2 de fevereiro de 2009

Crônica de um contrabandista amador

[por William U. Gebrim]

Era mês de setembro de 1990. Meu pai, Esper Gebrim (um turco que achava que era esperto), e eu estávamos em Manaus, conhecida por sua Zona Franca. Foi a única zona em que meu pai me levou, apesar dos meus protestos para conhecer outras...

Fomos até lá comprar um motor de popa e alguns aparelhos de vídeo-cassete. O motor de popa era para ir pescar no rio Araguaia, e os vídeos-cassete eram pra vender e faturar o preço das passagens de avião e até um dinheirinho extra.

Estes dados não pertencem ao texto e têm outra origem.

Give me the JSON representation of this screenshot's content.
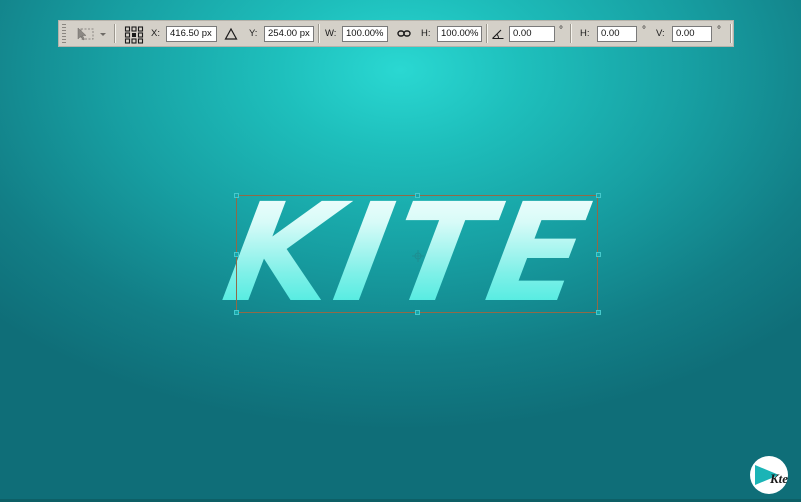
{
  "options_bar": {
    "x_label": "X:",
    "x_value": "416.50 px",
    "y_label": "Y:",
    "y_value": "254.00 px",
    "w_label": "W:",
    "w_value": "100.00%",
    "h_label": "H:",
    "h_value": "100.00%",
    "angle_value": "0.00",
    "angle_unit": "°",
    "skew_h_label": "H:",
    "skew_h_value": "0.00",
    "skew_h_unit": "°",
    "skew_v_label": "V:",
    "skew_v_value": "0.00",
    "skew_v_unit": "°",
    "icons": {
      "tool_preset": "move-transform-tool-icon",
      "dropdown": "chevron-down-icon",
      "reference_point": "reference-point-grid-icon",
      "relative_position": "delta-triangle-icon",
      "link": "link-chain-icon",
      "rotate": "rotate-angle-icon"
    }
  },
  "canvas": {
    "text_layer": "KITE",
    "colors": {
      "background_light": "#2ad8d2",
      "background_dark": "#0f6e78",
      "text_top": "#ffffff",
      "text_bottom": "#28e8da"
    }
  },
  "watermark": {
    "logo_text": "Kte",
    "icon": "kite-logo-icon"
  }
}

Já estávamos lá há dois dias, procurando os melhores preços e ofertas, e o calor era infernal, infernal mesmo, parecia a sucursal do inferno na Terra. No último dia de viajem o termômetro marcou 42º C, e na sombra 35º C.

O vôo que nos traria de volta até Brasília sairia às 03:00 AM do dia 15, mas como meu pai era um turco muito turco, deixamos o hotel às 11:59 AM do dia 14, assim não pagaríamos mais uma diária.

Então, depois do almoço, fomos às compras de verdade – até aquele momento não havíamos comprado nada, apenas pesquisado os preços. Deixamos nossa bagagem em uma loja de um patrício do meu pai, onde só vendiam eletrônicos e onde compramos cinco vídeos-cassete.

Compramos o tão sonhado motor de popa depois de uma peregrinação à Meca, ou quase isto, pois rodamos por Manaus mais que peregrino roda a Pedra Negra em Meca.
Quando já eram 06:00 PM, meu pai desapareceu, e só o reencontrei às 08:00 PM para irmos jantar – jantar é ironia, turco em viajem de “negócios” não janta, come pastel frio feito a mais de 12 horas com copo d’água...

Ao perguntar aonde ele tinha ido, pois desapareceu por duas horas, ele desconversou, e não explicou o pacote embrulhado que trazia sob os braços.

Após a ironia do jantar, fomos para o aeroporto aguardar o embarque, mas foi muito estranho quando meu pai foi até a sua mala e seguiu com ela até o banheiro. Quando saiu de lá, estava vestido de paletó, o que era inimaginável naquele calor de quase 30º C às 08:00 PM.

Interpelei meu pai acerca daquela inacreditável vestimenta talar que usava, e ele quase me desancando disse para eu deixa-lo em paz! Deixei!

Quando fomos entrar na sala de embarque, meu pai manteve no rosto uma confiança séria e inabalável, o que era estranho, pois não havia nada que nos impedisse de carregar nossas compras, estavam dentro do valor da cota de importação.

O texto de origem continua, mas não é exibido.